BBoards using Mail.app
A friend of mine working closely with Carnegie Mellon’s Computing Services let me in on what appears to be a rather well-kept secret about reading the bboards sanely using Apple’s Mail.app. I say sanely because Mail.app doesn’t actually have a problem reading bboards; with your IMAP prefix set to nothing at all, Mail.app will happily download all of the bboards you want. The problem is that it can’t seem to find out exactly which bboards you want so it downloads every single one. This kills just about everything on your computer while your network usage skyrockets, your disk space shrinks rapidly, Mail.app tries to apply all of your mail filters, and Spotlight tries to catalog each message.
The solution, as it turns out, is a hack put in by the software authors (who happen to work for Carnegie Mellon) just for Apple’s Mail.app. You put a “+” after your username and then get rid of the “INBOX” IMAP prefix. It might take a restart of Mail.app, but soon thereafter it should be getting a list of your subscribed bboards by default and displaying them nicely in the folder bar.
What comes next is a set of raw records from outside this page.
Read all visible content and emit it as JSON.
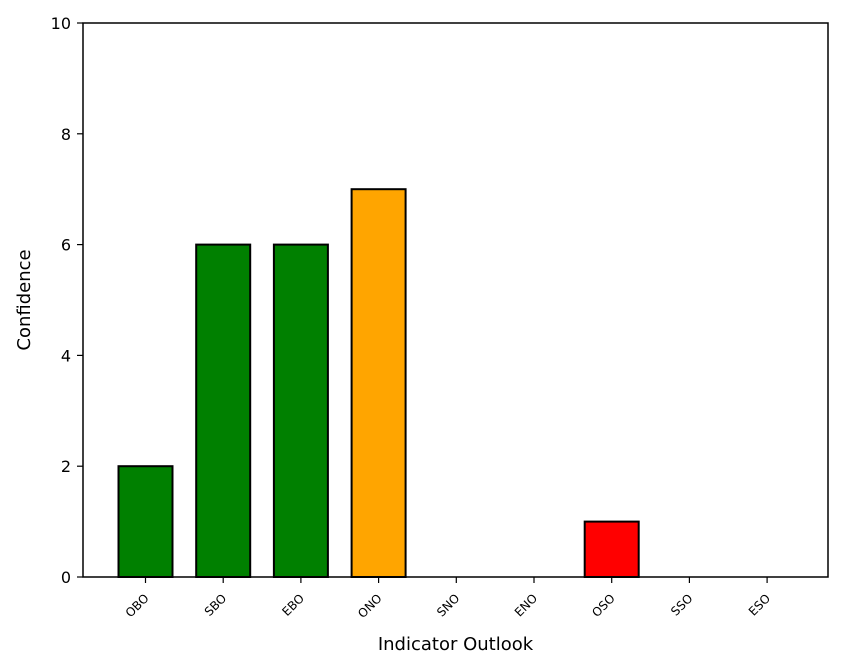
{
  "chart_data": {
    "type": "bar",
    "categories": [
      "OBO",
      "SBO",
      "EBO",
      "ONO",
      "SNO",
      "ENO",
      "OSO",
      "SSO",
      "ESO"
    ],
    "values": [
      2,
      6,
      6,
      7,
      0,
      0,
      1,
      0,
      0
    ],
    "colors": [
      "#008000",
      "#008000",
      "#008000",
      "#FFA500",
      "#008000",
      "#008000",
      "#FF0000",
      "#008000",
      "#008000"
    ],
    "edge_color": "#000000",
    "xlabel": "Indicator Outlook",
    "ylabel": "Confidence",
    "ylim": [
      0,
      10
    ],
    "yticks": [
      0,
      2,
      4,
      6,
      8,
      10
    ],
    "grid": false,
    "legend": false
  }
}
Julian‘s constructive criticism:
Jesus. Why couldn’t they just make it default to doing that??
May 7th, 2006 at 11:17 pm
if i still had any reason to read andrew bboards, this would rock
May 8th, 2006 at 12:05 am
The “Jesus” being because I’ve basically spent four years trying to find a solution
May 11th, 2006 at 12:44 am
shit i’ve been wondering how to do this so long! you actually have a usefull blog eli! glad i read it too bad i’m graduating
May 12th, 2006 at 7:59 pm
Eli-
So when you send a message after configuring this, where does Mail put the sent message if you’ve checked “Store sent messages on server.”
Thx.
Carl
May 12th, 2006 at 8:30 pm
Carl said:
Mail.app will put all of the messages you send to the server into the same folder because it has no idea that the server will handle “post+cmu.misc.market@andrew.cmu.edu” differently that it’ll treat “egwynn@andrew.cmu.edu”. To Mail.app, the process goes like this:
1. Write a message
2. Send it to the server to be delivered
3. Store it on the server in the-place-where-the-user’s-sent-stuff-gets-stored
So on my Mail.app, I set the “Sent Mail” folder on IMAP to be the folder used for sent mail by Mail.app. All mail that gets sent from my andrew ID through Mail.app gets stored there.
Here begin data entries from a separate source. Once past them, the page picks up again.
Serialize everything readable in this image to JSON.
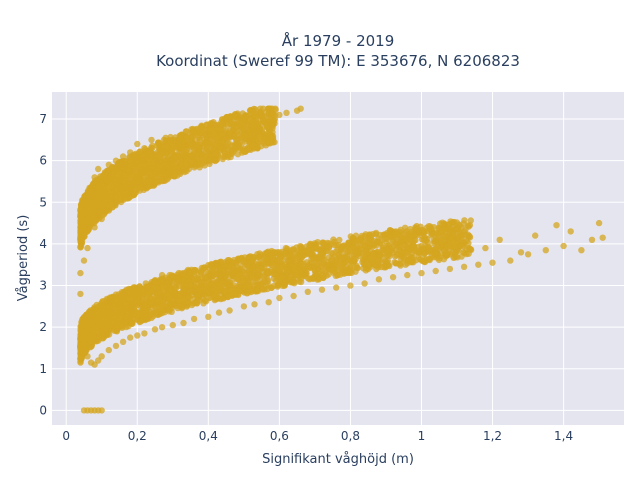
{
  "chart_data": {
    "type": "scatter",
    "title": "År 1979 - 2019",
    "subtitle": "Koordinat (Sweref 99 TM): E 353676, N 6206823",
    "xlabel": "Signifikant våghöjd (m)",
    "ylabel": "Vågperiod (s)",
    "xlim": [
      -0.04,
      1.57
    ],
    "ylim": [
      -0.35,
      7.65
    ],
    "x_ticks": [
      0,
      0.2,
      0.4,
      0.6,
      0.8,
      1,
      1.2,
      1.4
    ],
    "x_tick_labels": [
      "0",
      "0,2",
      "0,4",
      "0,6",
      "0,8",
      "1",
      "1,2",
      "1,4"
    ],
    "y_ticks": [
      0,
      1,
      2,
      3,
      4,
      5,
      6,
      7
    ],
    "y_tick_labels": [
      "0",
      "1",
      "2",
      "3",
      "4",
      "5",
      "6",
      "7"
    ],
    "grid": true,
    "marker_color": "#d4a520",
    "background_color": "#e5e5f0",
    "series": [
      {
        "points": [
          [
            0.05,
            0
          ],
          [
            0.06,
            0
          ],
          [
            0.07,
            0
          ],
          [
            0.08,
            0
          ],
          [
            0.09,
            0
          ],
          [
            0.1,
            0
          ],
          [
            0.04,
            1.25
          ],
          [
            0.04,
            1.5
          ],
          [
            0.05,
            1.65
          ],
          [
            0.05,
            1.8
          ],
          [
            0.06,
            1.3
          ],
          [
            0.06,
            1.95
          ],
          [
            0.07,
            1.15
          ],
          [
            0.07,
            2.1
          ],
          [
            0.08,
            1.1
          ],
          [
            0.08,
            2.25
          ],
          [
            0.09,
            1.2
          ],
          [
            0.09,
            2.35
          ],
          [
            0.1,
            1.3
          ],
          [
            0.1,
            2.4
          ],
          [
            0.12,
            1.45
          ],
          [
            0.12,
            2.5
          ],
          [
            0.14,
            1.55
          ],
          [
            0.14,
            2.6
          ],
          [
            0.16,
            1.65
          ],
          [
            0.16,
            2.7
          ],
          [
            0.18,
            1.75
          ],
          [
            0.18,
            2.8
          ],
          [
            0.2,
            1.8
          ],
          [
            0.2,
            2.85
          ],
          [
            0.22,
            1.85
          ],
          [
            0.22,
            2.9
          ],
          [
            0.25,
            1.95
          ],
          [
            0.25,
            3.1
          ],
          [
            0.27,
            2.0
          ],
          [
            0.27,
            3.25
          ],
          [
            0.3,
            2.05
          ],
          [
            0.3,
            3.2
          ],
          [
            0.33,
            2.1
          ],
          [
            0.33,
            3.3
          ],
          [
            0.36,
            2.2
          ],
          [
            0.36,
            3.15
          ],
          [
            0.4,
            2.25
          ],
          [
            0.4,
            2.9
          ],
          [
            0.43,
            2.35
          ],
          [
            0.43,
            3.05
          ],
          [
            0.46,
            2.4
          ],
          [
            0.46,
            3.0
          ],
          [
            0.5,
            2.5
          ],
          [
            0.5,
            3.1
          ],
          [
            0.53,
            2.55
          ],
          [
            0.53,
            3.2
          ],
          [
            0.57,
            2.6
          ],
          [
            0.57,
            3.3
          ],
          [
            0.6,
            2.7
          ],
          [
            0.6,
            3.35
          ],
          [
            0.64,
            2.75
          ],
          [
            0.64,
            3.4
          ],
          [
            0.68,
            2.85
          ],
          [
            0.68,
            3.45
          ],
          [
            0.72,
            2.9
          ],
          [
            0.72,
            3.5
          ],
          [
            0.76,
            2.95
          ],
          [
            0.76,
            3.55
          ],
          [
            0.8,
            3.0
          ],
          [
            0.8,
            3.6
          ],
          [
            0.84,
            3.05
          ],
          [
            0.84,
            3.7
          ],
          [
            0.88,
            3.15
          ],
          [
            0.88,
            3.75
          ],
          [
            0.92,
            3.2
          ],
          [
            0.92,
            3.8
          ],
          [
            0.96,
            3.25
          ],
          [
            0.96,
            3.9
          ],
          [
            1.0,
            3.3
          ],
          [
            1.0,
            3.95
          ],
          [
            1.04,
            3.35
          ],
          [
            1.04,
            3.9
          ],
          [
            1.08,
            3.4
          ],
          [
            1.08,
            4.0
          ],
          [
            1.12,
            3.45
          ],
          [
            1.12,
            4.05
          ],
          [
            1.16,
            3.5
          ],
          [
            1.18,
            3.9
          ],
          [
            1.2,
            3.55
          ],
          [
            1.22,
            4.1
          ],
          [
            1.25,
            3.6
          ],
          [
            1.28,
            3.8
          ],
          [
            1.3,
            3.75
          ],
          [
            1.32,
            4.2
          ],
          [
            1.35,
            3.85
          ],
          [
            1.38,
            4.45
          ],
          [
            1.4,
            3.95
          ],
          [
            1.42,
            4.3
          ],
          [
            1.45,
            3.85
          ],
          [
            1.48,
            4.1
          ],
          [
            1.5,
            4.5
          ],
          [
            1.51,
            4.15
          ],
          [
            0.04,
            2.8
          ],
          [
            0.04,
            3.3
          ],
          [
            0.05,
            3.6
          ],
          [
            0.05,
            4.2
          ],
          [
            0.06,
            4.5
          ],
          [
            0.06,
            3.9
          ],
          [
            0.07,
            4.8
          ],
          [
            0.07,
            5.2
          ],
          [
            0.08,
            5.6
          ],
          [
            0.08,
            4.4
          ],
          [
            0.09,
            5.0
          ],
          [
            0.09,
            5.8
          ],
          [
            0.1,
            5.4
          ],
          [
            0.1,
            4.6
          ],
          [
            0.11,
            5.7
          ],
          [
            0.11,
            4.8
          ],
          [
            0.12,
            5.9
          ],
          [
            0.12,
            5.1
          ],
          [
            0.14,
            5.3
          ],
          [
            0.14,
            6.0
          ],
          [
            0.16,
            5.5
          ],
          [
            0.16,
            6.1
          ],
          [
            0.18,
            5.6
          ],
          [
            0.18,
            6.2
          ],
          [
            0.2,
            5.7
          ],
          [
            0.2,
            6.4
          ],
          [
            0.22,
            5.75
          ],
          [
            0.22,
            6.3
          ],
          [
            0.24,
            5.8
          ],
          [
            0.24,
            6.5
          ],
          [
            0.26,
            5.85
          ],
          [
            0.26,
            6.4
          ],
          [
            0.28,
            5.9
          ],
          [
            0.28,
            6.55
          ],
          [
            0.3,
            5.95
          ],
          [
            0.3,
            6.5
          ],
          [
            0.32,
            6.0
          ],
          [
            0.32,
            6.6
          ],
          [
            0.34,
            6.05
          ],
          [
            0.34,
            6.55
          ],
          [
            0.36,
            6.1
          ],
          [
            0.36,
            6.7
          ],
          [
            0.38,
            6.15
          ],
          [
            0.38,
            6.6
          ],
          [
            0.4,
            6.2
          ],
          [
            0.4,
            6.75
          ],
          [
            0.42,
            6.25
          ],
          [
            0.42,
            6.6
          ],
          [
            0.44,
            6.3
          ],
          [
            0.44,
            6.9
          ],
          [
            0.46,
            6.4
          ],
          [
            0.46,
            6.7
          ],
          [
            0.48,
            6.5
          ],
          [
            0.48,
            6.8
          ],
          [
            0.5,
            6.6
          ],
          [
            0.5,
            7.0
          ],
          [
            0.52,
            7.2
          ],
          [
            0.53,
            6.65
          ],
          [
            0.55,
            7.1
          ],
          [
            0.56,
            6.9
          ],
          [
            0.58,
            7.25
          ],
          [
            0.6,
            7.1
          ],
          [
            0.62,
            7.15
          ],
          [
            0.65,
            7.2
          ],
          [
            0.66,
            7.25
          ]
        ]
      }
    ]
  }
}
May 13th, 2006 at 10:27 am
ah, great…
i see…i hadn’t yet set my sent mail folder in Mail.app using the “Use This Mailbox For…” command. all good now, though. thanks for the tip.
May 15th, 2006 at 1:44 am
dude, same response – would’ve been great if I weren’t graduating. They should put it up somewhere on the myandrew page!
June 13th, 2006 at 2:53 pm
FYI, this hack is also useful for other mis-behaved IMAP clients, such as Sylpheed.